「楽園追放 -Expelled from Paradise-」感想


 東映アニメーションニトロプラス原作。機動戦士ガンダム00」水島精二監督×魔法少女まどか☆マギカ虚淵玄脚本による、オリジナルフルCGアニメ。
 西暦2400年、人類の98%が地上と肉体を捨て、電脳世界「ディーヴァ」でデータとして暮らす地球。捜査官アンジェラ・バルザックは、謎のハッカー「フロンティアセッター」の正体を追うべく、地上世界へと降り立つ。

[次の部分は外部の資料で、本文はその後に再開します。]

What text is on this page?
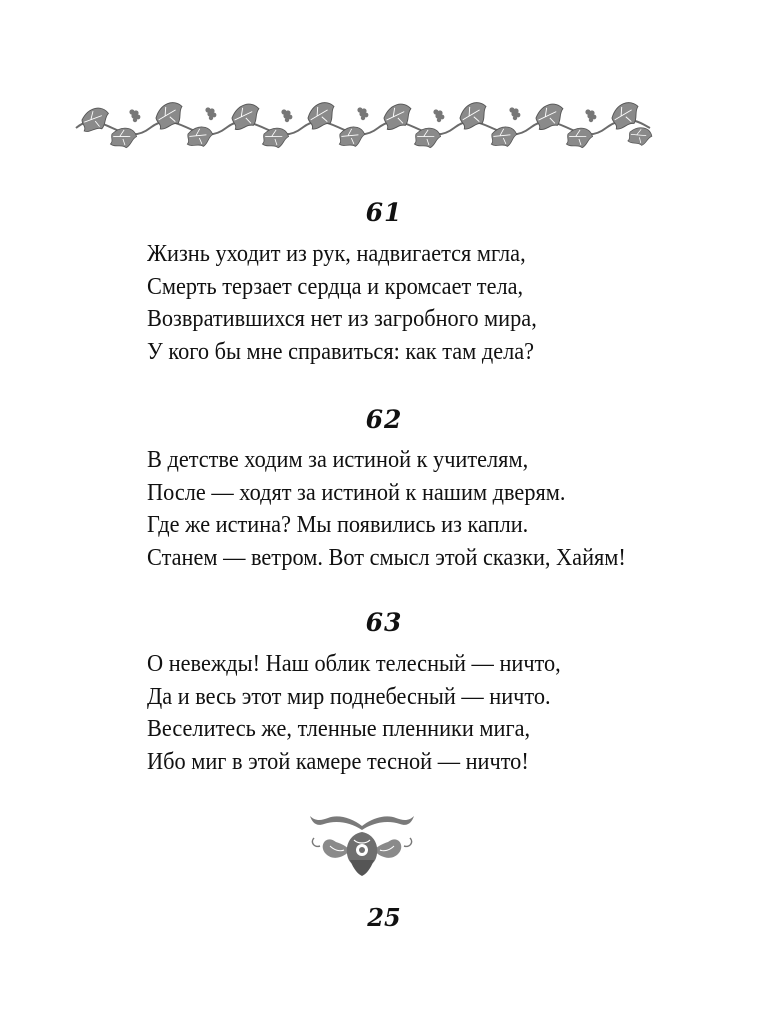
61
Жизнь уходит из рук, надвигается мгла,
Смерть терзает сердца и кромсает тела,
Возвратившихся нет из загробного мира,
У кого бы мне справиться: как там дела?
62
В детстве ходим за истиной к учителям,
После — ходят за истиной к нашим дверям.
Где же истина? Мы появились из капли.
Станем — ветром. Вот смысл этой сказки, Хайям!
63
О невежды! Наш облик телесный — ничто,
Да и весь этот мир поднебесный — ничто.
Веселитесь же, тленные пленники мига,
Ибо миг в этой камере тесной — ничто!
25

 美少女×サイバーパンク×ディストピア(またはユートピア)と、80年代のOVA作品を彷彿とさせる内容ながら、そんな「懐かしき未来」を踏襲しつつも、現代のアニメ技術と細部へのこだわりで正統進化させた快作。
 特筆すべきは、ストーリー、メカアクション、SF設定アンジェラのプリケツ等、その多くが確かなプロの仕事を感じさせる一級の出来であると同時に、それらが奇跡的なバランスで同居している点。二つの異なる世界を巻き込んだ、ともすれば非常に複雑で面倒くさい事になりかねない物語を、アンジェラを含む主要キャラ数人の主観にフォーカスする事で、必要なディテールを適度に残しつつ、すっきりとした分かり易い展開に落とし込んでいる。

 本年度個人的ベストムービーの一本であるたまこラブストーリーが、当たり前の日常を当たり前に描きつつ、いかにアニメーションとして掘り下げるかに挑んだ、いわば徹底した引き算の作品とするならば、本作は対照的に、日常から非日常まで思いつくままにぶち込んだ上で、必要な要素だけを丁寧に取捨選択し、掘り起こした、足し算の作品であると評したい。
(もちろん、どちらが上か下かという問題ではない。念のため)

 本作のキーとなる電脳世界「ディーヴァ」についても、少々触れてみたい。作中の言葉を借りるならば「肉体という枷から解き放たれた」事で、システムに完全管理される一方、個々のメモリ容量が許す限り、すべてが自由。おそらくは倫理観も我々とはまったく異なり、性行為もただの娯楽の一種、もしかしたらハッキングといったシステムに悪影響を及ぼす行為以外の犯罪すら存在しないのかもしれない世界。誤解を恐れず言えば、ある意味完成された社会主義とも言える。

 何より興味深いのは、こうしたシステムが完全な悪として描かれていない点。ネタバレもヘッタクレもないので書いてしまうが、タイトルから察せられるように、最終的にアンジェラは、その楽園を追放されてしまう。が、あくまでアンジェラの視点から観れば非情な措置であっただけで、実際のところは、そうならざるを得なかった人類を守るため、不安要素を排除しただけに過ぎない。彼らもまた、彼らなりの正義を執行したのである。
 実は本作において、いわゆる立場上の「悪役」はいても、本質的な悪は存在していないと思われる。電脳化した人類を奴隷を揶揄し、そうなってまで生きたいとは思わないと言うエージェント・ディンゴと、もう一人ある人物(?)との出逢いにより、アンジェラもまた新しい価値観に目覚めていく。だが、それは古い観念の否定ではなく、(色々あったとはいえ)置かれた状況において、自分の頭と心で考え、行動した結果だと小生は考える。
 然るに、これは仮想未来の姿を通して、究極的に個々が持つイデオロギーと価値観のぶつかり合い、それによってもたらされるケミストリーを描いたヒューマンドラマであると断じるが、いかがだろうか。

 とはいえ、システム内でしか生きられないという事は、全てがその範疇に限定される事でもあるので、発展も変革もありえない、極めて閉じられた夢も希望もない世界ではないかとも、付け加えておく。


 余談だが、クライマックスのメカ戦(板野一郎氏監修!)に登場したアンジェラのライバル達。チョイ役にも関わらず、林原めぐみ閣下高山”バーロー”みなみさんといった主役級の声優が参加されているが、彼女らがアンジェラより先に「あの場所」に辿り着いていた場合、また違う物語が生まれていたのではという可能性を示唆しているのではと、勝手に邪推する。
 じゃあ、冒頭に出てきたチャラ男は何なのかと聞かれたら、とりあえず聞こえないフリをして逃げるが(エー)。

 まあ、とにかく。例によって結局何が言いたいのかよく分からん文章になってしまったが、要するに文句なしオススメの良作。SF好き、プリケツ美少女好き、ロボ好き、ロック好きなら迷わず!!

 ポロリもあるしね!!

☆☆☆☆★−

 アンジェラのTKBの描き込みがちょっと甘いんで、そこだけ減点(エーー)。星4つマイナス!!